Setting up a Reverse Proxy

When exposing Liwan to the public internet, it is recommended to use a reverse proxy to handle SSL termination and other security-related tasks. This guide will show you how to set up a reverse proxy using Caddy.

There are many other reverse proxies available, such as Nginx (guide), Traefik (guide), and HAProxy (guide), which all vary in complexity and features.

Setting up Caddy

Firewall Configuration

Depending on your setup, you might want to configure your firewall to only allow incoming traffic on ports 80 and 443 from the internet, as liwan listens on all interfaces by default. A simple way to do this on many Linux distributions is using ufw, check the official documentation for more information.

1. Install Caddy
   First, install Caddy on your server. You can download the latest version from the official website. Depending on how you install Caddy, you may need to set up a service to run it in the background.

2. Configure Caddy
   A basic Caddy configuration file might look like this:

   /etc/caddy/Caddyfile

   liwan.example.com {
       reverse_proxy localhost:9042
       tls you@example.com
   }

   This configuration tells Caddy to listen for requests on liwan.example.com, reverse proxy them to Liwan running on port 9042, and use Let’s Encrypt to automatically obtain and renew SSL certificates.

3. Start Caddy
   Again, depending on your setup, you may need to start Caddy manually or set it up as a service. See the Keep Caddy Running section of the Caddy documentation for more information.

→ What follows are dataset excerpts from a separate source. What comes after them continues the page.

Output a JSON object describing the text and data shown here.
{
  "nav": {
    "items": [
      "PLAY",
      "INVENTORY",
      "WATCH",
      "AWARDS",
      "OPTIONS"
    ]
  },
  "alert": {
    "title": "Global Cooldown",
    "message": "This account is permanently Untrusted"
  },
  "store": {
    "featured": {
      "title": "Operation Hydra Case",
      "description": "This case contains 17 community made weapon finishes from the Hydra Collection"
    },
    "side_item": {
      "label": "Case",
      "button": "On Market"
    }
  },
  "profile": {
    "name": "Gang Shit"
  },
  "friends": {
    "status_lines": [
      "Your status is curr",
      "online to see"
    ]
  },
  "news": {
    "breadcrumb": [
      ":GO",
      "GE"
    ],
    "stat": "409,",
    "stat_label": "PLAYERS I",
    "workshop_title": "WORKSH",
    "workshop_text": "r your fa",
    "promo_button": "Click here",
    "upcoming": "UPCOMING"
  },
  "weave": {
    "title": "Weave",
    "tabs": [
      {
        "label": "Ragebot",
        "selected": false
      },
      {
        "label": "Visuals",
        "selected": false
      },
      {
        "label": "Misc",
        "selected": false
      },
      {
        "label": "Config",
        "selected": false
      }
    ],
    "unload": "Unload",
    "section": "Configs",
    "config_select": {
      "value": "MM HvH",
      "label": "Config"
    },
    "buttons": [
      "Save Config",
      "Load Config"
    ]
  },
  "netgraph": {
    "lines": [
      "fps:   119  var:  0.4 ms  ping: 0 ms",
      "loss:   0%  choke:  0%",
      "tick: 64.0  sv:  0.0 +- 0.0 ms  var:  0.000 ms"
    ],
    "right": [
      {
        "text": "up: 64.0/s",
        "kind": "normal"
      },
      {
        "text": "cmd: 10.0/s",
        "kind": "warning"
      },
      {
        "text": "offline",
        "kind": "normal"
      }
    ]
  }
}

   Once Caddy is running, you should be able to access Liwan by visiting https://liwan.example.com.

Client IP Headers

Liwan uses the request IP for visitor identification and optional GeoIP lookups. When Liwan is behind a reverse proxy, the proxy should forward the original client IP.

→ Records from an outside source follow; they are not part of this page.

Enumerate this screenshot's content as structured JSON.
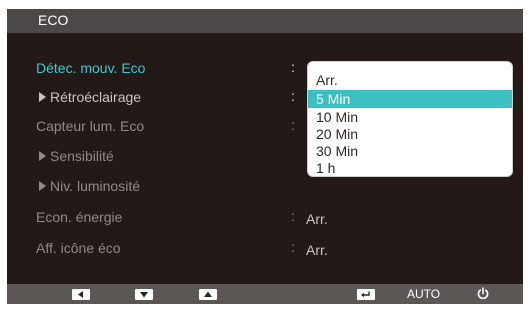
{
  "title": "ECO",
  "menu": {
    "items": [
      {
        "label": "Détec. mouv. Eco",
        "colon": ":",
        "value": ""
      },
      {
        "label": "Rétroéclairage",
        "colon": ":",
        "value": ""
      },
      {
        "label": "Capteur lum. Eco",
        "colon": ":",
        "value": ""
      },
      {
        "label": "Sensibilité",
        "colon": "",
        "value": ""
      },
      {
        "label": "Niv. luminosité",
        "colon": "",
        "value": ""
      },
      {
        "label": "Econ. énergie",
        "colon": ":",
        "value": "Arr."
      },
      {
        "label": "Aff. icône éco",
        "colon": ":",
        "value": "Arr."
      }
    ]
  },
  "dropdown": {
    "selected": "5 Min",
    "options": [
      "Arr.",
      "5 Min",
      "10 Min",
      "20 Min",
      "30 Min",
      "1 h"
    ]
  },
  "bottombar": {
    "left_icon": "left-arrow-icon",
    "down_icon": "down-arrow-icon",
    "up_icon": "up-arrow-icon",
    "enter_icon": "enter-icon",
    "auto_label": "AUTO",
    "power_icon": "power-icon"
  },
  "colors": {
    "background": "#231a18",
    "title_bar": "#4d4848",
    "accent": "#3cc8d6",
    "selection": "#3cbfc4",
    "bottom_bar": "#5c5655"
  }
}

Liwan checks these headers (in this order) before falling back to the socket source IP:

• cf-connecting-ip
• fly-client-ip
• true-client-ip
• x-real-ip
• cloudfront-viewer-address
• x-forwarded-for
• forwarded

For multi-hop header formats (x-forwarded-for and forwarded), Liwan currently uses the last entry in the list.

To avoid spoofed values, only trust headers set by your own edge proxy/load balancer. Your edge should strip incoming client-provided forwarding headers and set canonical values itself.

For Caddy, the default reverse_proxy setup already forwards X-Forwarded-For and related headers.